European honeybee on rabbibrush
European honeybee on rabbibrush

Part 5 in "Rabbitbrush Central Station". There's always something interesting happening among the bright flowers here in the early fall. Some patrons are showy, seem to like to be noticed. Maybe it's because they have nothing to be afraid of, confident in their ability to sting or at least look like they sting. Others hide in the shadows, and sometimes they're up to no good, looking to prey on the unwitting. What about this bright beetle butt? It's definitely one of the 80 or so ladybug species in Colorado; there's a good chance it's one of the 70 natives we have here. But it's not going to make a positive ID easy, so all we can do is speculate. It's probably chewing on an aphid or scale since it's down in the floral axil. Possibly there to hook up with a member of the opposite sex, since the neighborhood is a great one for kids to grow up in. That's the way it is with widespread, native species like rabbitbrush. They draw all kinds of prey, which bring all kinds of predators, and before you know it, you have a dynamic, integrated, and growing community. Now that's an economic model that makes sense!

Ladybug on rabbitbrush
Ladybug on rabbitbrush

Part 6. What a cast of characters visited the rabbitbrush--aka the train station to continue with the metaphor--this September! And that doesn't even include the butterflies, moths, gnats, tiny wasps, and grasshoppers that surely passed through. A weedy plant that has a nasty smell to it, it's aptly named rubber rabbitbrush.
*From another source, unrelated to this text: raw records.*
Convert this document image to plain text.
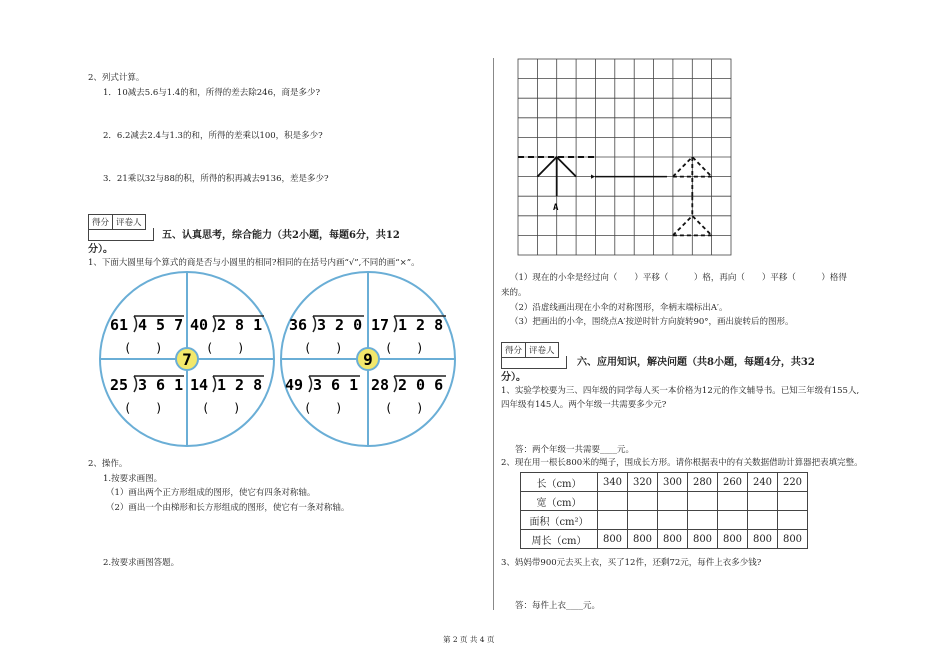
2、列式计算。
1．10减去5.6与1.4的和，所得的差去除246，商是多少?
2．6.2减去2.4与1.3的和，所得的差乘以100，积是多少?
3．21乘以32与88的积，所得的积再减去9136，差是多少?
得分 评卷人
五、认真思考，综合能力（共2小题，每题6分，共12
分）。
1、下面大圆里每个算式的商是否与小圆里的相同?相同的在括号内画“√”,不同的画“×”。
7
61 4 5 7
(　　)
40 2 8 1
(　　)
25 3 6 1
(　　)
14 1 2 8
(　　)
9
36 3 2 0
(　　)
17 1 2 8
(　　)
49 3 6 1
(　　)
28 2 0 6
(　　)
2、操作。
1.按要求画图。
（1）画出两个正方形组成的图形，使它有四条对称轴。
（2）画出一个由梯形和长方形组成的图形，使它有一条对称轴。
2.按要求画图答题。
A
（1）现在的小伞是经过向（　　）平移（　　　）格，再向（　　）平移（　　　）格得
来的。
（2）沿虚线画出现在小伞的对称图形，伞柄末端标出A′。
（3）把画出的小伞，围绕点A′按逆时针方向旋转90°，画出旋转后的图形。
得分 评卷人
六、应用知识，解决问题（共8小题，每题4分，共32
分）。
1、实验学校要为三、四年级的同学每人买一本价格为12元的作文辅导书。已知三年级有155人,
四年级有145人。两个年级一共需要多少元?
答：两个年级一共需要____元。
2、现在用一根长800米的绳子，围成长方形。请你根据表中的有关数据借助计算器把表填完整。
长（cm）	340	320	300	280	260	240	220
宽（cm）							
面积（cm²）							
周长（cm）	800	800	800	800	800	800	800
3、妈妈带900元去买上衣，买了12件，还剩72元，每件上衣多少钱?
答：每件上衣____元。
第 2 页 共 4 页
Something that's not of much value to people, a plant that's featured in the weed-sprayer's Bible: "Weeds of the West". To a bug that likes flowers, natives and nonnatives alike, this plant is a welcome way-station. There's nectar, there's shelter, there's opportunity. Just count the tachinid flies, lacewings, and ladybugs. The aphids, bees and bee impostors. And whatever this fly-moth-wasp creature is. Could it be Poecilanthrax willistonii? An impressive name for an impressive member of the fly order that was originally named simply and ominously Anthrax willistonii. Of course, this bee fly who belongs to the Bombyliidae family has an interesting backstory. For the most part, each family member begins life inside the body of some other type of insect, where it feeds and grows up in comfort, only to emerge as an adult, with a new set of values: "I'm going to be a vegan from now on!"

Bee fly on rabbitbrush
Bee fly on rabbitbrush

Ahh, the rabbitbrush. Between it, its visitors, and the internet, I've taken a deep dive into another world. A tiny glimpse of the amazing complexity of Nature. I didn't even have to go to Costa Rica, or up onto the Forest to experience it. This drama has been going on every September, right outside in my weedy backyard!